I thought I’d help out and try to update the Flickr2Piwigo plugin to support OAuth, but having done so I now seem to have become a maintainer of the thing. So that’s good. I’ve just released version 1.3.0.
I’ll try to see to all the outstanding bug reports (well, there’s only one at the moment). And then perhaps add some extra features (support for approximate dates? automatic downloading? download of other people’s photos?).
This is a project that I’ve wanted for years, and now it’s here: https://gitenberg.github.io/
Project GITenberg is a Free and Open, Collaborative, Trackable and Scriptable digital library. It leverages the power of the Git version control system and the collaborative potential of Github to make books more open.
40,000 Project Gutenberg books have been uploaded to GitHub, and can now be forked, fixed, and fed back to the world’s biggest library of public domain ebooks. Other alliteration is also possible.

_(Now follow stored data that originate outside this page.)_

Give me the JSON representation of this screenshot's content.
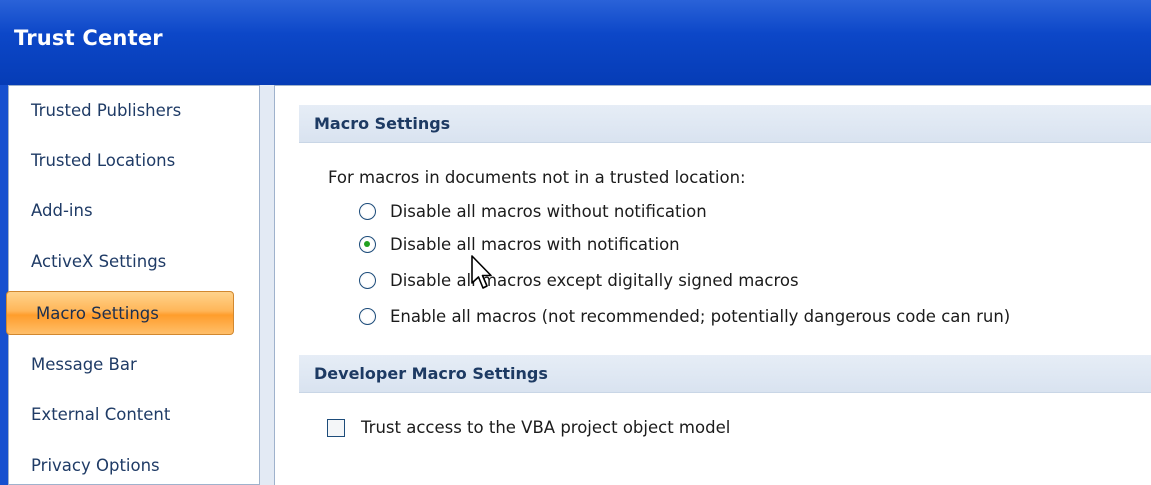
{
  "window": {
    "title": "Trust Center"
  },
  "sidebar": {
    "items": [
      {
        "label": "Trusted Publishers"
      },
      {
        "label": "Trusted Locations"
      },
      {
        "label": "Add-ins"
      },
      {
        "label": "ActiveX Settings"
      },
      {
        "label": "Macro Settings",
        "selected": true
      },
      {
        "label": "Message Bar"
      },
      {
        "label": "External Content"
      },
      {
        "label": "Privacy Options"
      }
    ]
  },
  "macro_settings": {
    "header": "Macro Settings",
    "intro": "For macros in documents not in a trusted location:",
    "options": [
      {
        "label": "Disable all macros without notification",
        "checked": false
      },
      {
        "label": "Disable all macros with notification",
        "checked": true
      },
      {
        "label": "Disable all macros except digitally signed macros",
        "checked": false
      },
      {
        "label": "Enable all macros (not recommended; potentially dangerous code can run)",
        "checked": false
      }
    ]
  },
  "developer_settings": {
    "header": "Developer Macro Settings",
    "vba_access_label": "Trust access to the VBA project object model",
    "vba_access_checked": false
  },
  "colors": {
    "titlebar": "#0c47c8",
    "selected_item": "#ffb658",
    "radio_dot": "#21a11f"
  }
}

I’ve just sent my first pull request, for a typo I found in Gissing’s The Paying Guest.
The only thing lacking now is the original scans of these books, so that the ebooks can be verified against the source.

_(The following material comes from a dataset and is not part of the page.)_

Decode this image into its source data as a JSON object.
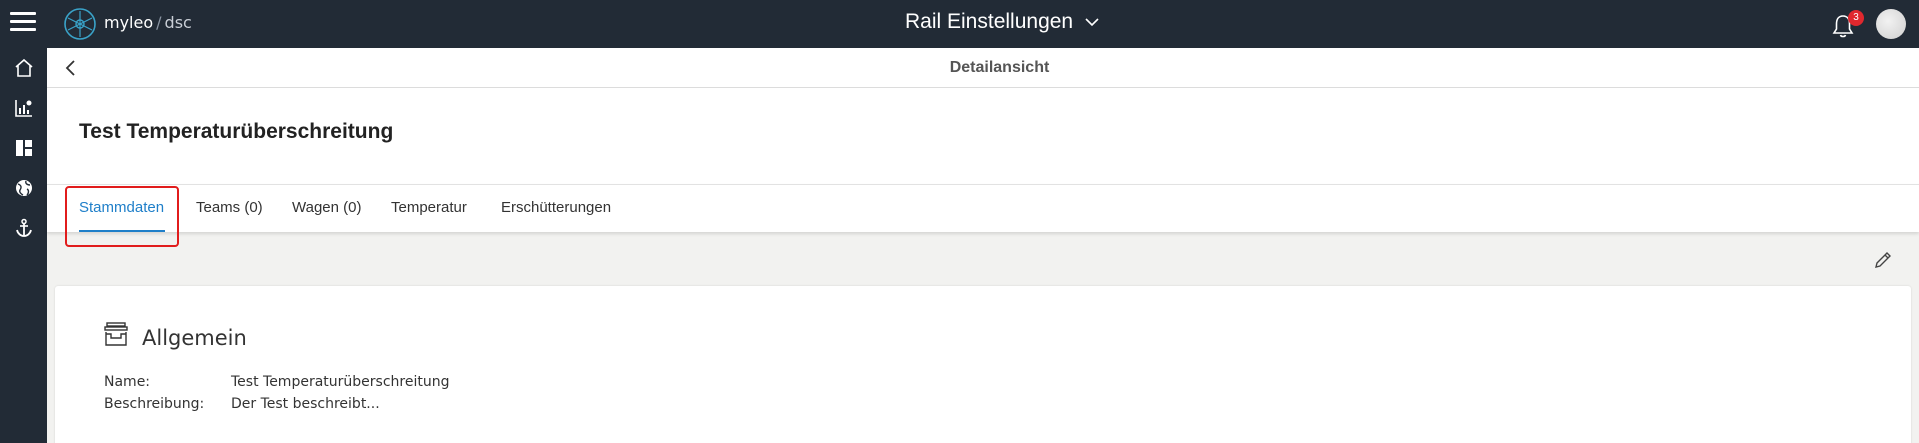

The annual DokuWiki hackfest is on in a month or so. Wish I could go. Will do next year.
It’s going to be held in the brilliant-sounding LinuxHotel in Essen, Germany, from Monday 29 July to Sunday 4 August.
There’s been a bit of stuff written lately about grumpy meanness and less-than generous interactions in various open-source communities, and I certainly agree with some of that. I’ve experienced it in some places, but certainly never in the DokuWiki world. Everyone seems just rather normal there, and friendly. (Some of the terseness in the Kohana forums, for example, isn’t! Not that collaboration doesn’t need critique, but it also needs kindness.)

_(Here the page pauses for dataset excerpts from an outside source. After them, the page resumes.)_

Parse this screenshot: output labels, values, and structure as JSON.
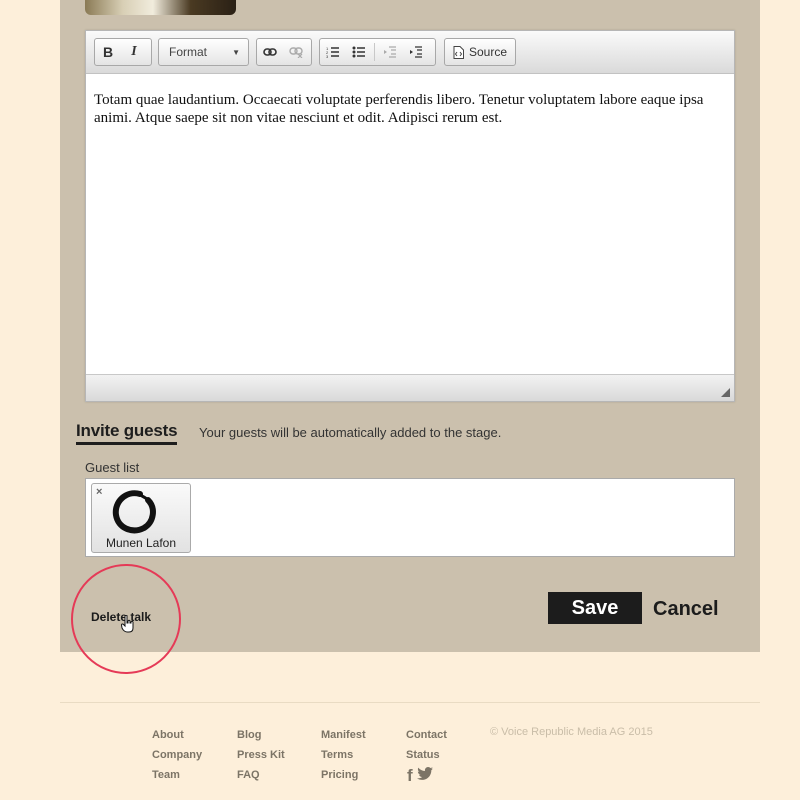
{
  "editor": {
    "toolbar": {
      "bold": "B",
      "italic": "I",
      "format_label": "Format",
      "source_label": "Source",
      "icons": [
        "bold-icon",
        "italic-icon",
        "link-icon",
        "unlink-icon",
        "numbered-list-icon",
        "bulleted-list-icon",
        "outdent-icon",
        "indent-icon",
        "source-icon"
      ]
    },
    "content": "Totam quae laudantium. Occaecati voluptate perferendis libero. Tenetur voluptatem labore eaque ipsa animi. Atque saepe sit non vitae nesciunt et odit. Adipisci rerum est."
  },
  "invite": {
    "heading": "Invite guests",
    "note": "Your guests will be automatically added to the stage."
  },
  "guests": {
    "label": "Guest list",
    "items": [
      {
        "name": "Munen Lafon",
        "remove": "×"
      }
    ]
  },
  "actions": {
    "delete": "Delete talk",
    "save": "Save",
    "cancel": "Cancel"
  },
  "footer": {
    "col1": [
      "About",
      "Company",
      "Team"
    ],
    "col2": [
      "Blog",
      "Press Kit",
      "FAQ"
    ],
    "col3": [
      "Manifest",
      "Terms",
      "Pricing"
    ],
    "col4": [
      "Contact",
      "Status"
    ],
    "copyright": "© Voice Republic Media AG 2015",
    "social": {
      "facebook": "f"
    }
  },
  "colors": {
    "panel": "#cbc0ad",
    "page_background": "#fdefda",
    "highlight": "#e53a57",
    "save_button": "#1c1c1c"
  }
}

Last year’s hackfest sounds like it would’ve been fun. A chap from Southeastern Railway said:
The Hackfest is just starting to wind down and as the only ‘user’ here for the whole weekend it has been a fascinating experience. I am the host on this occasion and we are a big user of Dokuwiki which is the core application in our technical document management system, some 40,000 pages and 20,000 images.
I have been involved with technical document management for many years, in both aviation and rail. DokuWiki is the first really successful document management application I’ve implemented. Our user base has taken to it with ease and we continue to find new and innovative things we can do with the software.
I want to help to write plugins for things. Not these full-blow, stand-alone applications with requirements and scopes that change and change and are never finalised! Far nicer to work on a small part of a bigger application, with a particular goal in mind that can — with time and work — come closer and closer to being realised.
With other people, too. That’s the best part of it. There’s whole communities of users out there. Much nicer to work with.
There’s to be a Wikimedia meetup this weekend; hurrah to that. How better to rekindle (and why did Amazon have to steal that word?!) the passion for helping write and build Encyclopaedias, Dictionaries, Libraries, Newspapers, Textbooks, and Universities — than drinking beer on a Saturday afternoon?! None! I say, none at all.
I have recently started helping to maintain The Fremantle Society’s website (fremantlesociety.org.au), and it’s reminding me of why I work in IT and of how much I’ve been missing being part of any greater endevour (with people, I mean, and working together for some purpose — as I once did with the Coop, for instance). There are fantastic, passionate, intelligent people involved, and more than that — there is something to believe in! I don’t mean that in any too-deep way: just that it feels like the Society is not only an incorporated-body-that-has-meetings, but rather something of a focal point for people who see and care about a certain historical/communal aspect of Fremantle.
I have many ideas about the website redevelopment. At the moment it’s technical stuff: deciding between Drupal, WordPress, MediaWiki, or something else, and the philosophical differences that software engenders (in the means of interaction and collaboration). I’ll post more, soon, about what we’ve been thinking about that. (I’m liking the idea of the division down the lines of there being The Fremantle Society, Inc. on the one hand, and the society of Fremantle on the other. The distinction between the incorporated body, and the actual built and social environment of the City that is the former’s raison d’être.)